Launching digital-only banks with their own distinct branding have become a trend among established banks. JPMorgan Chase rolled out its digital-only challenger bank, Finn, in the summer of 2018, joining the likes of similar neobanks launched by HSBC, Santander, and Bank Leumi. It’s interesting that in January 2018 some of these banking ventures were noted as being among the 25 most important digital-only banks to watch in the future.
It’s equally interesting to note that by July of 2019, the Finn neobank was shuttered by JPMorgan Chase. This provides great post-mortem insight as to where these neobanks may flourish or why they may fail. In the year it was open, Finn only signed 47,000 customers. Industry analysts have numerous theories as to why Finn failed, but the common rationale is that the offering was not differentiated enough from Chase’s nationwide brick-and-mortar banking services. As there was no meaningful advantage for customers to sign-up for Finn over a traditional Chase account, it was not viable as its own entity.
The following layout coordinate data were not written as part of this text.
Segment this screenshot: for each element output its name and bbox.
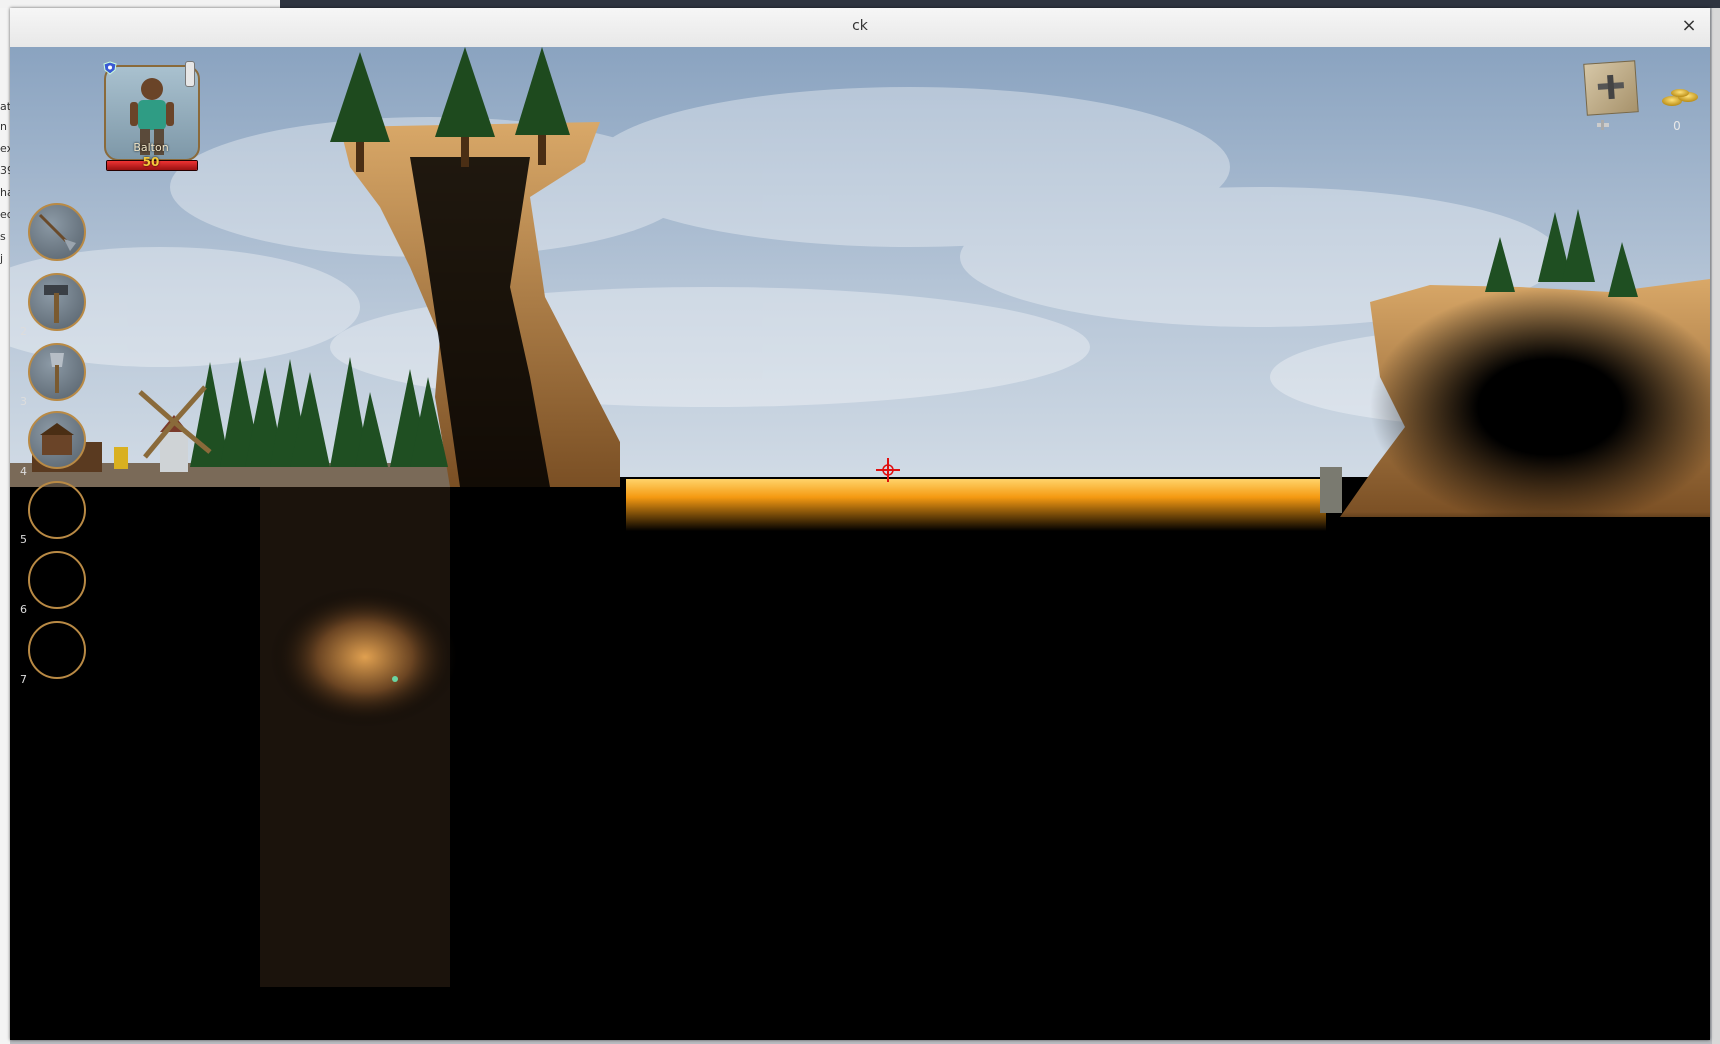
tool-slot-6[interactable] (28, 551, 86, 609)
desktop-left-strip: at n ex 39 ha ed s j (0, 8, 14, 1044)
hammer-icon (44, 285, 68, 323)
vehicle-small-icon (1597, 120, 1609, 130)
dug-shaft (260, 487, 450, 987)
character-name: Balton (133, 141, 169, 154)
tool-slot-1[interactable] (28, 203, 86, 261)
lava-lake (626, 479, 1326, 531)
background-text-fragment: s (0, 230, 6, 243)
window-title: ck (852, 18, 868, 34)
stone-wall (1320, 467, 1342, 513)
slot-key-7: 7 (20, 673, 27, 686)
tool-slot-3[interactable] (28, 343, 86, 401)
tool-slot-2[interactable] (28, 273, 86, 331)
map-scroll-icon[interactable] (1583, 60, 1639, 116)
miner-marker (392, 676, 398, 682)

The lesson is that traditional banks that want to launch an independent, digital-only offering must provide a unique incentive to attract clients. Regional brick-and-mortar banks could leverage a separate digital-only offering to expand their reach well beyond their current geography and potentially cater to a new demographic. National traditional banks will need to differentiate their spawned neobanks via favorable rates, lower fees, a superior CX, and millennial-specific products and services.
Industry analysts are lined up on both sides of the digital-only banking debate; some predict them to gain significant market share while others predict their demise over time. It must be understood that the success or failure of digital-only banking is not a singular question but rather a multifaceted issue dependent on each neobank’s range of products, services, customer experience, technological prowess, financial resources, and geographic and demographic target customers.
Even with a sound strategy and sufficient capital to support a comprehensive security program and marketing plan, a neobank must provide an unparalleled customer experience that is capable of supporting all required transactions.